Most important, on 25 August the Welsh Government published the Places of worship and funerals: potential reasonable measures action card (coronavirus). Places of worship are under a legal duty to “have regard to” this guidance in drawing up and implementing their risk assessments. It is shorter than previous versions and largely replicates the general advice given by the Welsh Government to public spaces and activities: Alert level 0: guidance for employers, businesses and organisations.
Cytûn states that the most important additional issues for places of worship are as follows:
- Singing: the guidance is as follows: Singing or chanting increases the amount of aerosol expelled into the air from people’s mouths. Reducing the amount of singing or stopping singing can help to reduce the risk of transmission. If singing or chanting takes place, other mitigations should be put in place, which could include improving ventilation, moving the activity outdoors, increasing the space between people, or having fewer people present.
- The presence at funerals of individuals who may have tested positive: – As (exceptionally) a person who has tested positive for coronavirus may attend a funeral of a family member or close friend on compassionate grounds, taking particular care in relation to any such person present – including by requiring that person to wear a face covering, maintaining strict physical distancing, reducing the length of the funeral service, ensuring good ventilation and holding as much of the funeral as possible outside.

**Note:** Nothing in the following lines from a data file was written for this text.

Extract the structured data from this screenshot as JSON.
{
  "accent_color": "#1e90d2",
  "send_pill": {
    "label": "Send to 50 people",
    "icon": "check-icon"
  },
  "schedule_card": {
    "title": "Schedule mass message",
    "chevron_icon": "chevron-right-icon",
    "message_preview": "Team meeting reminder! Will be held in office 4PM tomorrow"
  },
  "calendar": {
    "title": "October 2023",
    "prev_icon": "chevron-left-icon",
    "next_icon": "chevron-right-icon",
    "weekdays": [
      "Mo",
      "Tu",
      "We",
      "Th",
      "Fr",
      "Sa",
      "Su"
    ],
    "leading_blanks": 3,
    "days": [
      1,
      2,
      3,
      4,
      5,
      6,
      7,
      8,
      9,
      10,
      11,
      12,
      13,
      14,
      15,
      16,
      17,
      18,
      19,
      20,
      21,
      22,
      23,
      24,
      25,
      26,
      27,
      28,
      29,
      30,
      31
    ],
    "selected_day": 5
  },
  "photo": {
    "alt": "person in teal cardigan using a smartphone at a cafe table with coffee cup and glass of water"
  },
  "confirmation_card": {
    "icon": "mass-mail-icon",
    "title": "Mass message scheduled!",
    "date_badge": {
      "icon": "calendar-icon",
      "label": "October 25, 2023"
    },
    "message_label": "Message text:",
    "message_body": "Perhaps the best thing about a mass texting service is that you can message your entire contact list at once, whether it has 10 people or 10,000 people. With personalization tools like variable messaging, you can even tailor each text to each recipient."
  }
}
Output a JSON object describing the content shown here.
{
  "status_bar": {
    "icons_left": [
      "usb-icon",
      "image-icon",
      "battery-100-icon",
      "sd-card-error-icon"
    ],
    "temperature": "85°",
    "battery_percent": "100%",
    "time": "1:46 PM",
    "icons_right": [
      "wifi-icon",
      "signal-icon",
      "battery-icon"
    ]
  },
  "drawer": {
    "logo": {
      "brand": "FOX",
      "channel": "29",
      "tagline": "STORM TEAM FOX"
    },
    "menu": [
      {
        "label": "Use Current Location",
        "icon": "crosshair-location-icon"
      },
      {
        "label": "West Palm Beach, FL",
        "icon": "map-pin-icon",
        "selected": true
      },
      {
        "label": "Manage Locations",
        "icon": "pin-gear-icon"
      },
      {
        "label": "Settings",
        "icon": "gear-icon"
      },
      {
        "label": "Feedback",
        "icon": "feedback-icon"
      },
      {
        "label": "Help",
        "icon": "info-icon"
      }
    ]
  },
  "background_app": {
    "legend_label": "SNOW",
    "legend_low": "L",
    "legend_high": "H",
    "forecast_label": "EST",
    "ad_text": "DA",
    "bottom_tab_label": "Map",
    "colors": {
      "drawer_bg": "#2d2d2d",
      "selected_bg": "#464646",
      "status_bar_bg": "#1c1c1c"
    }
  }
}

- Cleaning: Regular cleaning and disinfection of surfaces and equipment. Allowing for breaks between service and ensuring thorough and regular cleaning, using disinfectant in high footfall areas and in high contact touchpoints such as door handles or rails.
- Where objects are touched as part of worship, clean the object between each worshipper that touched it and require worshipers to sanitise or wash their hands before and after touching the object.
- Providing hand sanitiser and encouraging regular hand washing. The Health & Safety Executive has provided guidance regarding cleaning and hand sanitising materials here.
Brief guidance is also provided about ventilation, limiting numbers in attendance, face coverings, providing information to the public, etc. The guidance should be read in full when drawing up a risk assessment. It should be noted that a number of the actions suggested (such as asking for evidence of vaccination) are suggestions to be considered, rather than Regulations.
The Welsh Government has also published downloadable bilingual signage to help fulfil the legal duty to provide such information in both languages.